The European Commission on Monday proposed extending for a year an emergency measure to curb gas demand that is set to expire in order to help the continent get through next winter.
The European Commission on Monday proposed that EU countries extend for a year an emergency measure to curb gas demand for the next 12 months, to help prepare Europe to get through next winter with scarce Russian gas.
Europe is emerging from winter with a more stable energy supply than was feared last year, after Russia cut off most gas supplies in the months following its invasion of Ukraine – squeezing supply and triggering record-high prices.
The Commission said countries should extend, from April until March 2024, a voluntary target to curb their gas demand by 15% versus their 2017-2022 average consumption.
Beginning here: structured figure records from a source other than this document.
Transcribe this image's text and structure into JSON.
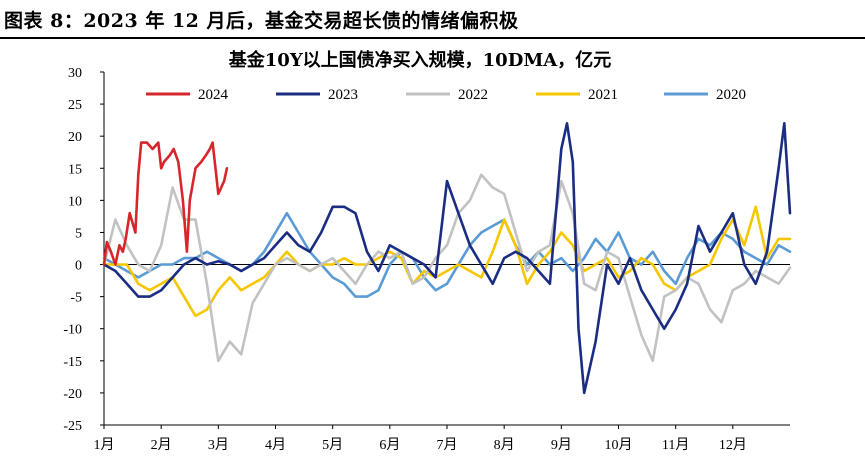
{
  "figure": {
    "title": "图表 8：2023 年 12 月后，基金交易超长债的情绪偏积极"
  },
  "chart_data": {
    "type": "line",
    "title": "基金10Y以上国债净买入规模，10DMA，亿元",
    "xlabel": "",
    "ylabel": "",
    "ylim": [
      -25,
      30
    ],
    "yticks": [
      -25,
      -20,
      -15,
      -10,
      -5,
      0,
      5,
      10,
      15,
      20,
      25,
      30
    ],
    "xlim": [
      0,
      12
    ],
    "x_categories": [
      "1月",
      "2月",
      "3月",
      "4月",
      "5月",
      "6月",
      "7月",
      "8月",
      "9月",
      "10月",
      "11月",
      "12月"
    ],
    "grid": false,
    "legend_position": "top",
    "series": [
      {
        "name": "2024",
        "color": "#d7262b",
        "x": [
          0,
          0.05,
          0.12,
          0.2,
          0.27,
          0.33,
          0.38,
          0.45,
          0.55,
          0.6,
          0.65,
          0.75,
          0.85,
          0.95,
          1.0,
          1.05,
          1.15,
          1.22,
          1.3,
          1.38,
          1.45,
          1.5,
          1.6,
          1.7,
          1.78,
          1.85,
          1.9,
          1.95,
          2.0,
          2.05,
          2.1,
          2.15
        ],
        "y": [
          0,
          3.5,
          2,
          0,
          3,
          2,
          4,
          8,
          5,
          14,
          19,
          19,
          18,
          19,
          15,
          16,
          17,
          18,
          16,
          10,
          2,
          10,
          15,
          16,
          17,
          18,
          19,
          15,
          11,
          12,
          13,
          15
        ]
      },
      {
        "name": "2023",
        "color": "#1b2d82",
        "x": [
          0,
          0.2,
          0.4,
          0.6,
          0.8,
          1.0,
          1.2,
          1.4,
          1.6,
          1.8,
          2.0,
          2.2,
          2.4,
          2.6,
          2.8,
          3.0,
          3.2,
          3.4,
          3.6,
          3.8,
          4.0,
          4.2,
          4.4,
          4.6,
          4.8,
          5.0,
          5.2,
          5.4,
          5.6,
          5.8,
          6.0,
          6.2,
          6.4,
          6.6,
          6.8,
          7.0,
          7.2,
          7.4,
          7.6,
          7.8,
          8.0,
          8.1,
          8.2,
          8.3,
          8.4,
          8.6,
          8.8,
          9.0,
          9.2,
          9.4,
          9.6,
          9.8,
          10.0,
          10.2,
          10.4,
          10.6,
          10.8,
          11.0,
          11.2,
          11.4,
          11.6,
          11.8,
          11.9,
          12.0
        ],
        "y": [
          0,
          -1,
          -3,
          -5,
          -5,
          -4,
          -2,
          0,
          1,
          0,
          0.5,
          0,
          -1,
          0,
          1,
          3,
          5,
          3,
          2,
          5,
          9,
          9,
          8,
          2,
          -1,
          3,
          2,
          1,
          0,
          -2,
          13,
          8,
          3,
          0,
          -3,
          1,
          2,
          1,
          -1,
          -3,
          18,
          22,
          16,
          -10,
          -20,
          -12,
          0,
          -3,
          1,
          -4,
          -7,
          -10,
          -7,
          -3,
          6,
          2,
          5,
          8,
          0,
          -3,
          2,
          15,
          22,
          8
        ]
      },
      {
        "name": "2022",
        "color": "#c2c2c2",
        "x": [
          0,
          0.2,
          0.4,
          0.6,
          0.8,
          1.0,
          1.2,
          1.4,
          1.6,
          1.8,
          2.0,
          2.2,
          2.4,
          2.6,
          2.8,
          3.0,
          3.2,
          3.4,
          3.6,
          3.8,
          4.0,
          4.2,
          4.4,
          4.6,
          4.8,
          5.0,
          5.2,
          5.4,
          5.6,
          5.8,
          6.0,
          6.2,
          6.4,
          6.6,
          6.8,
          7.0,
          7.2,
          7.4,
          7.6,
          7.8,
          8.0,
          8.2,
          8.4,
          8.6,
          8.8,
          9.0,
          9.2,
          9.4,
          9.6,
          9.8,
          10.0,
          10.2,
          10.4,
          10.6,
          10.8,
          11.0,
          11.2,
          11.4,
          11.6,
          11.8,
          12.0
        ],
        "y": [
          0,
          7,
          3,
          0,
          -1,
          3,
          12,
          7,
          7,
          -3,
          -15,
          -12,
          -14,
          -6,
          -3,
          0,
          1,
          0,
          -1,
          0,
          1,
          -1,
          -3,
          0,
          2,
          1,
          2,
          -3,
          -2,
          1,
          3,
          8,
          10,
          14,
          12,
          11,
          5,
          -1,
          2,
          3,
          13,
          8,
          -3,
          -4,
          2,
          1,
          -5,
          -11,
          -15,
          -5,
          -4,
          -2,
          -3,
          -7,
          -9,
          -4,
          -3,
          -1,
          -2,
          -3,
          -0.5
        ]
      },
      {
        "name": "2021",
        "color": "#f6c700",
        "x": [
          0,
          0.2,
          0.4,
          0.6,
          0.8,
          1.0,
          1.2,
          1.4,
          1.6,
          1.8,
          2.0,
          2.2,
          2.4,
          2.6,
          2.8,
          3.0,
          3.2,
          3.4,
          3.6,
          3.8,
          4.0,
          4.2,
          4.4,
          4.6,
          4.8,
          5.0,
          5.2,
          5.4,
          5.6,
          5.8,
          6.0,
          6.2,
          6.4,
          6.6,
          6.8,
          7.0,
          7.2,
          7.4,
          7.6,
          7.8,
          8.0,
          8.2,
          8.4,
          8.6,
          8.8,
          9.0,
          9.2,
          9.4,
          9.6,
          9.8,
          10.0,
          10.2,
          10.4,
          10.6,
          10.8,
          11.0,
          11.2,
          11.4,
          11.6,
          11.8,
          12.0
        ],
        "y": [
          0,
          0,
          0,
          -3,
          -4,
          -3,
          -2,
          -5,
          -8,
          -7,
          -4,
          -2,
          -4,
          -3,
          -2,
          0,
          2,
          0,
          -1,
          0,
          0,
          1,
          0,
          0,
          1,
          2,
          1,
          -3,
          -1,
          -2,
          -1,
          0,
          -1,
          -2,
          2,
          7,
          3,
          -3,
          0,
          2,
          5,
          3,
          -1,
          0,
          1,
          -2,
          -1,
          1,
          0,
          -3,
          -4,
          -2,
          -1,
          0,
          4,
          7,
          3,
          9,
          1,
          4,
          4
        ]
      },
      {
        "name": "2020",
        "color": "#5b9bd5",
        "x": [
          0,
          0.2,
          0.4,
          0.6,
          0.8,
          1.0,
          1.2,
          1.4,
          1.6,
          1.8,
          2.0,
          2.2,
          2.4,
          2.6,
          2.8,
          3.0,
          3.2,
          3.4,
          3.6,
          3.8,
          4.0,
          4.2,
          4.4,
          4.6,
          4.8,
          5.0,
          5.2,
          5.4,
          5.6,
          5.8,
          6.0,
          6.2,
          6.4,
          6.6,
          6.8,
          7.0,
          7.2,
          7.4,
          7.6,
          7.8,
          8.0,
          8.2,
          8.4,
          8.6,
          8.8,
          9.0,
          9.2,
          9.4,
          9.6,
          9.8,
          10.0,
          10.2,
          10.4,
          10.6,
          10.8,
          11.0,
          11.2,
          11.4,
          11.6,
          11.8,
          12.0
        ],
        "y": [
          1,
          0,
          -1,
          -2,
          -1,
          0,
          0,
          1,
          1,
          2,
          1,
          0,
          -1,
          0,
          2,
          5,
          8,
          5,
          2,
          0,
          -2,
          -3,
          -5,
          -5,
          -4,
          0,
          2,
          1,
          -2,
          -4,
          -3,
          0,
          3,
          5,
          6,
          7,
          3,
          0,
          2,
          0,
          1,
          -1,
          1,
          4,
          2,
          5,
          1,
          0,
          2,
          -1,
          -3,
          1,
          4,
          3,
          5,
          4,
          2,
          1,
          0,
          3,
          2
        ]
      }
    ]
  }
}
The target was due to expire at the end of March.
EU countries slashed their combined gas use by 19% from August to January 2023 helped by an unusually warm winter.
Soaring prices helped curb industrial output and the EU and national governments encouraged consumers to reduce their energy consumption.
As a result, Europe is approaching the end of winter with unusually high levels of gas in storage.
They also have a more stable supply outlook after rapidly expanding renewable energy to help displace Russian gas and building infrastructure to take in imports of fuel from alternative suppliers.
Risks remain, including cold weather or increased Chinese gas demand which could reduce supply available for European buyers.
The Commission said continued gas demand curbs are needed if countries are to fill their gas storage to 90% of capacity by November – a binding target EU countries agreed last year to help avert winter shortages.
EU energy ministers will discuss the target at a meeting in Brussels on Mar. 28.
Officials said not all countries are on board with extending the measure – though as it required support from EU member states representing at least 65% of the bloc’s total population, some said it appeared likely to win approval.